The Park Row Building, on the left above towering over the old Washington Market, fits the description I just gave. Here’s a diagram of some of the wind bracing, from an 1898 article in the Engineering Record:
That gap in the middle looks funny – you can see it in the photo. It’s a light court with wind braces crossing it. Here’s the first floor framing plan:
The building has a funny first floor plan and things get worse from there. Park Row is on a diagonal to the general orientation of streets downtown. The first bay of beams is not the building proper, but rather the sidewalk vault. (If you look very hard, you can make out the words “sidewalk beams” on the left.) The Park Row facade is just beyond that. The building has a very short facade on Ann Street, the east-west cross street to the south, on the upper right, and a longer facade on Theater Alley, a very narrow north-south street east of Park Row. The semi-circle on the left is the group of original elevator shafts. That light court is on the right side of the plan, above the second floor, in the two bays just to the left of the “178” in the dimension line on the right. So the building has three projecting wings (Theater Alley, Ann Street, and the east part of Park Row) and a large block off to the left (from the elevators to the north part of Park Row).

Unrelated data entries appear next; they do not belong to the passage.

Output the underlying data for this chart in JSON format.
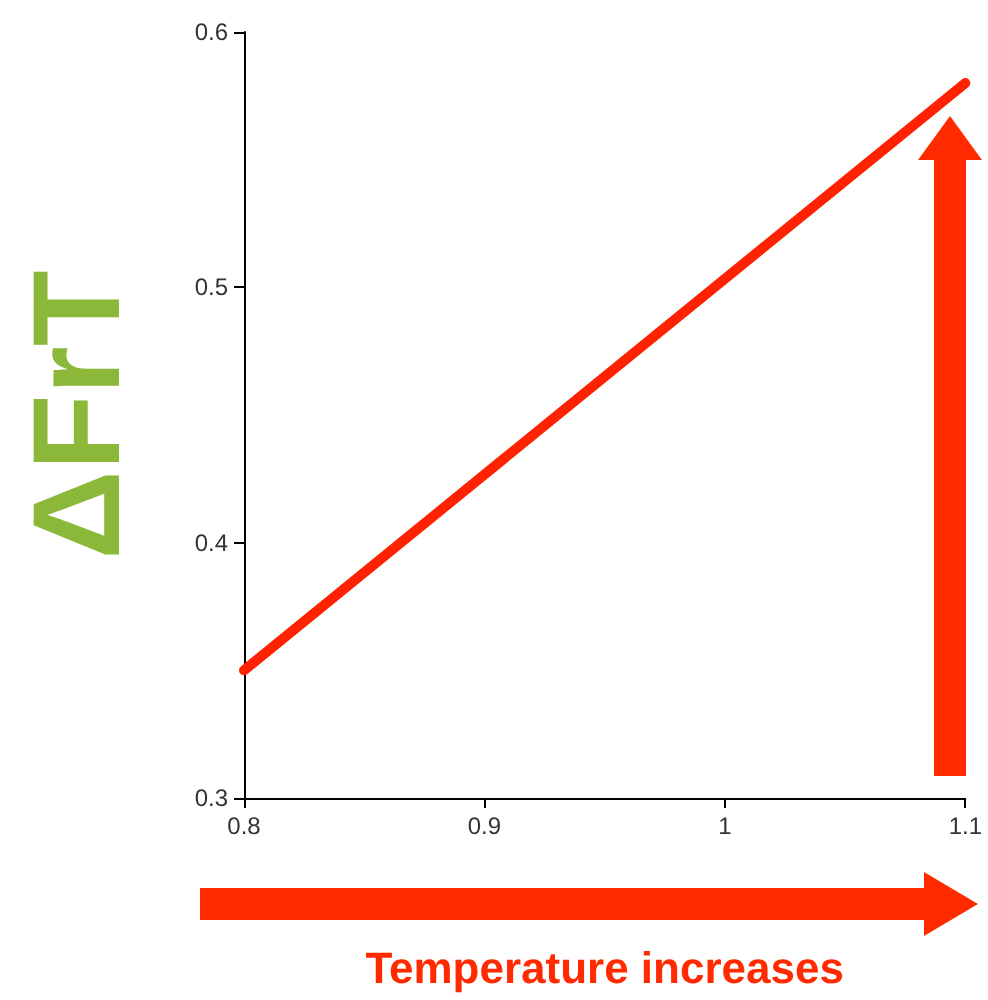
{
  "chart_data": {
    "type": "line",
    "xlabel": "Temperature increases",
    "ylabel": "ΔFrT",
    "x": [
      0.8,
      1.1
    ],
    "series": [
      {
        "color": "#ff2200",
        "values": [
          0.35,
          0.58
        ]
      }
    ],
    "xlim": [
      0.8,
      1.1
    ],
    "xticks": [
      0.8,
      0.9,
      1,
      1.1
    ],
    "ylim": [
      0.3,
      0.6
    ],
    "yticks": [
      0.3,
      0.4,
      0.5,
      0.6
    ],
    "grid": false,
    "marker": "none",
    "line_style": "solid"
  }
}
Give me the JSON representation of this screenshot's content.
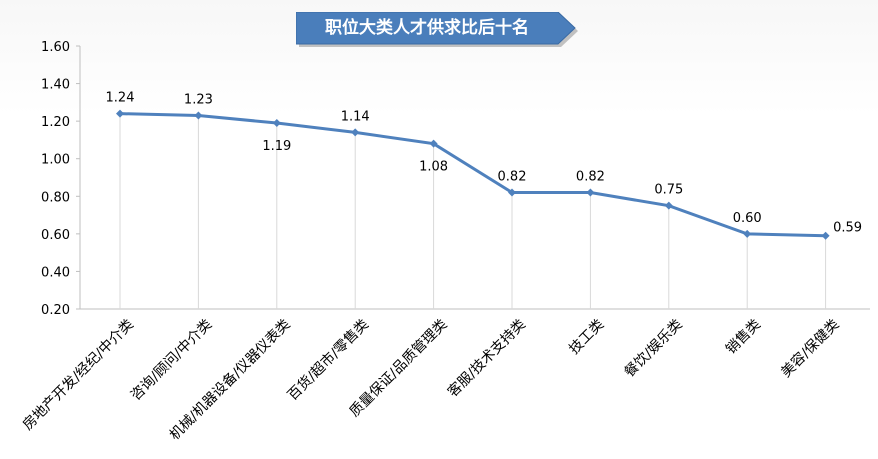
{
  "chart_data": {
    "type": "line",
    "title": "职位大类人才供求比后十名",
    "categories": [
      "房地产开发/经纪/中介类",
      "咨询/顾问/中介类",
      "机械/机器设备/仪器仪表类",
      "百货/超市/零售类",
      "质量保证/品质管理类",
      "客服/技术支持类",
      "技工类",
      "餐饮/娱乐类",
      "销售类",
      "美容/保健类"
    ],
    "values": [
      1.24,
      1.23,
      1.19,
      1.14,
      1.08,
      0.82,
      0.82,
      0.75,
      0.6,
      0.59
    ],
    "data_labels": [
      "1.24",
      "1.23",
      "1.19",
      "1.14",
      "1.08",
      "0.82",
      "0.82",
      "0.75",
      "0.60",
      "0.59"
    ],
    "ylim": [
      0.2,
      1.6
    ],
    "yticks": [
      "0.20",
      "0.40",
      "0.60",
      "0.80",
      "1.00",
      "1.20",
      "1.40",
      "1.60"
    ],
    "xlabel": "",
    "ylabel": "",
    "grid": "vertical drop lines",
    "legend": "none",
    "colors": {
      "line": "#4f81bd",
      "banner": "#4a7ebb",
      "droplines": "#d9d9d9"
    }
  }
}
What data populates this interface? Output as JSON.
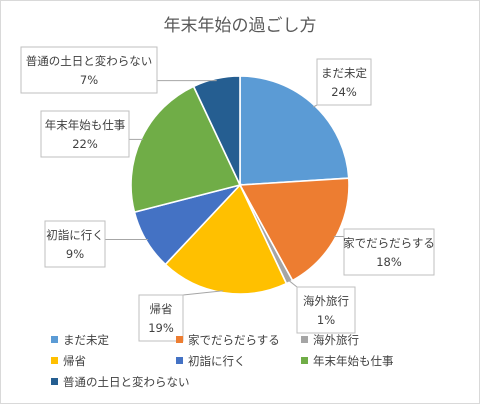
{
  "chart_data": {
    "type": "pie",
    "title": "年末年始の過ごし方",
    "slices": [
      {
        "label": "まだ未定",
        "value": 24,
        "value_label": "24%",
        "color": "#5b9bd5"
      },
      {
        "label": "家でだらだらする",
        "value": 18,
        "value_label": "18%",
        "color": "#ed7d31"
      },
      {
        "label": "海外旅行",
        "value": 1,
        "value_label": "1%",
        "color": "#a5a5a5"
      },
      {
        "label": "帰省",
        "value": 19,
        "value_label": "19%",
        "color": "#ffc000"
      },
      {
        "label": "初詣に行く",
        "value": 9,
        "value_label": "9%",
        "color": "#4472c4"
      },
      {
        "label": "年末年始も仕事",
        "value": 22,
        "value_label": "22%",
        "color": "#70ad47"
      },
      {
        "label": "普通の土日と変わらない",
        "value": 7,
        "value_label": "7%",
        "color": "#255e91"
      }
    ],
    "legend_position": "bottom"
  }
}
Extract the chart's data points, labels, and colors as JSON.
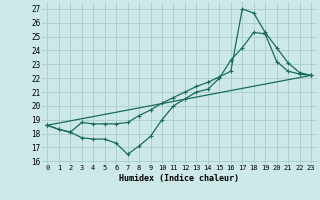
{
  "xlabel": "Humidex (Indice chaleur)",
  "bg_color": "#cce8e8",
  "grid_color": "#aacccc",
  "line_color": "#1a6b5a",
  "xlim": [
    -0.5,
    23.5
  ],
  "ylim": [
    15.8,
    27.5
  ],
  "yticks": [
    16,
    17,
    18,
    19,
    20,
    21,
    22,
    23,
    24,
    25,
    26,
    27
  ],
  "xticks": [
    0,
    1,
    2,
    3,
    4,
    5,
    6,
    7,
    8,
    9,
    10,
    11,
    12,
    13,
    14,
    15,
    16,
    17,
    18,
    19,
    20,
    21,
    22,
    23
  ],
  "line1_x": [
    0,
    1,
    2,
    3,
    4,
    5,
    6,
    7,
    8,
    9,
    10,
    11,
    12,
    13,
    14,
    15,
    16,
    17,
    18,
    19,
    20,
    21,
    22,
    23
  ],
  "line1_y": [
    18.6,
    18.3,
    18.1,
    17.7,
    17.6,
    17.6,
    17.3,
    16.5,
    17.1,
    17.8,
    19.0,
    20.0,
    20.5,
    21.0,
    21.2,
    22.0,
    23.3,
    24.2,
    25.3,
    25.2,
    23.2,
    22.5,
    22.3,
    22.2
  ],
  "line2_x": [
    0,
    1,
    2,
    3,
    4,
    5,
    6,
    7,
    8,
    9,
    10,
    11,
    12,
    13,
    14,
    15,
    16,
    17,
    18,
    19,
    20,
    21,
    22,
    23
  ],
  "line2_y": [
    18.6,
    18.3,
    18.1,
    18.8,
    18.7,
    18.7,
    18.7,
    18.8,
    19.3,
    19.7,
    20.2,
    20.6,
    21.0,
    21.4,
    21.7,
    22.1,
    22.5,
    27.0,
    26.7,
    25.3,
    24.2,
    23.1,
    22.4,
    22.2
  ],
  "line3_x": [
    0,
    23
  ],
  "line3_y": [
    18.6,
    22.2
  ]
}
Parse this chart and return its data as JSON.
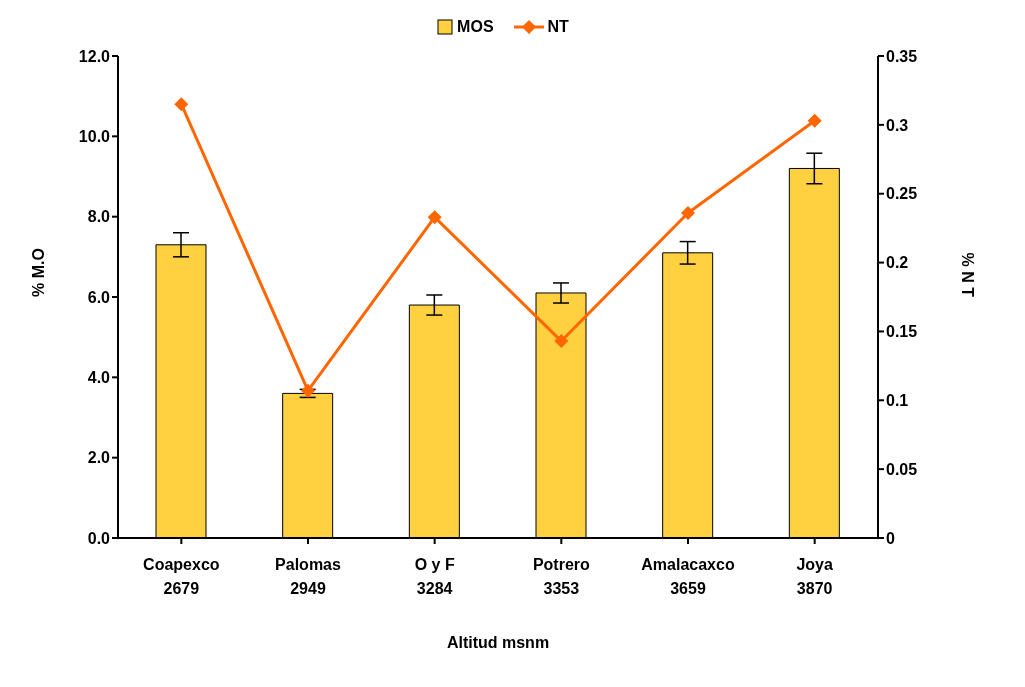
{
  "chart_data": {
    "type": "bar",
    "xlabel": "Altitud  msnm",
    "ylabel": "% M.O",
    "y2label": "% N T",
    "categories": [
      "Coapexco\n2679",
      "Palomas\n2949",
      "O y F\n3284",
      "Potrero\n3353",
      "Amalacaxco\n3659",
      "Joya\n3870"
    ],
    "series": [
      {
        "name": "MOS",
        "color": "#ffd040",
        "values": [
          7.3,
          3.6,
          5.8,
          6.1,
          7.1,
          9.2
        ],
        "errors": [
          0.3,
          0.1,
          0.25,
          0.25,
          0.28,
          0.38
        ]
      },
      {
        "name": "NT",
        "type": "line",
        "axis": "y2",
        "color": "#ff6600",
        "marker": "diamond",
        "values": [
          0.315,
          0.107,
          0.233,
          0.143,
          0.236,
          0.303
        ]
      }
    ],
    "ylim": [
      0,
      12
    ],
    "yticks": [
      {
        "value": 0,
        "label": "0.0"
      },
      {
        "value": 2,
        "label": "2.0"
      },
      {
        "value": 4,
        "label": "4.0"
      },
      {
        "value": 6,
        "label": "6.0"
      },
      {
        "value": 8,
        "label": "8.0"
      },
      {
        "value": 10,
        "label": "10.0"
      },
      {
        "value": 12,
        "label": "12.0"
      }
    ],
    "y2lim": [
      0,
      0.35
    ],
    "y2ticks": [
      0,
      0.05,
      0.1,
      0.15,
      0.2,
      0.25,
      0.3,
      0.35
    ],
    "grid": false,
    "legend": "top"
  }
}
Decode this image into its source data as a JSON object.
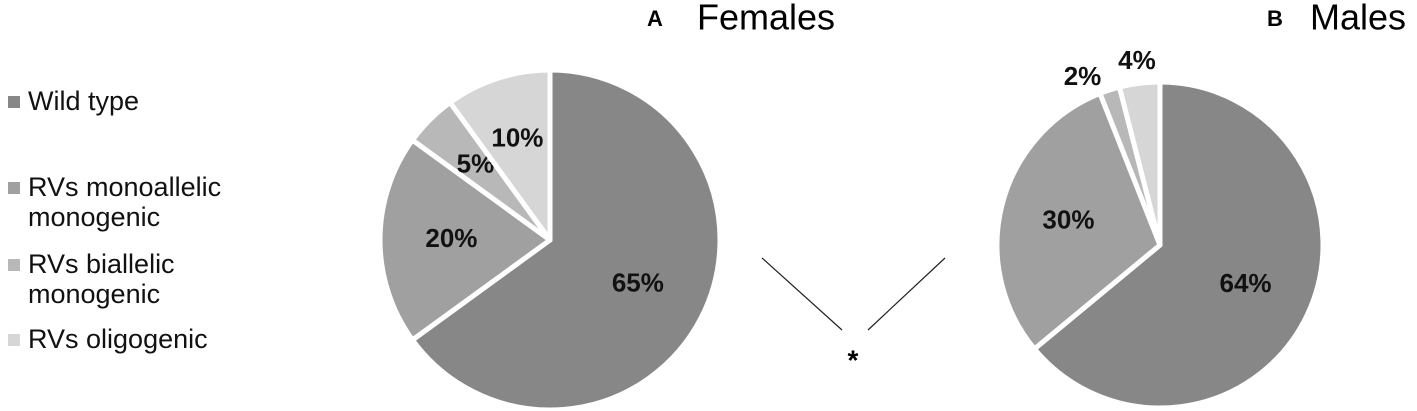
{
  "chart_data": [
    {
      "type": "pie",
      "panel": "A",
      "title": "Females",
      "categories": [
        "Wild type",
        "RVs monoallelic monogenic",
        "RVs biallelic monogenic",
        "RVs oligogenic"
      ],
      "values": [
        65,
        20,
        5,
        10
      ],
      "value_labels": [
        "65%",
        "20%",
        "5%",
        "10%"
      ],
      "colors": [
        "#878787",
        "#a0a0a0",
        "#b8b8b8",
        "#d6d6d6"
      ]
    },
    {
      "type": "pie",
      "panel": "B",
      "title": "Males",
      "categories": [
        "Wild type",
        "RVs monoallelic monogenic",
        "RVs biallelic monogenic",
        "RVs oligogenic"
      ],
      "values": [
        64,
        30,
        2,
        4
      ],
      "value_labels": [
        "64%",
        "30%",
        "2%",
        "4%"
      ],
      "colors": [
        "#878787",
        "#a0a0a0",
        "#b8b8b8",
        "#d6d6d6"
      ]
    }
  ],
  "comparison_annotation": "*"
}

No simple frame description is going to capture this peculiar shape and what it does to the framing orientation, the need for wind bracing crossing the light court, the way that the bracing has to work around the elevator core, and so on. In bridge design, engineering considerations are foremost, and so the designers’ intentions are usually quite clear. In building structural design, all sorts of icky non-engineering considerations come into play – people want to be able to use elevators, people want windows, people have laid out streets in irrational patterns, people have refused to sell their properties to the developers assembling lots for a site – and so the structure has to work around the architecture. To accurately summarize the structural type of this building is to describe the building structure in detail.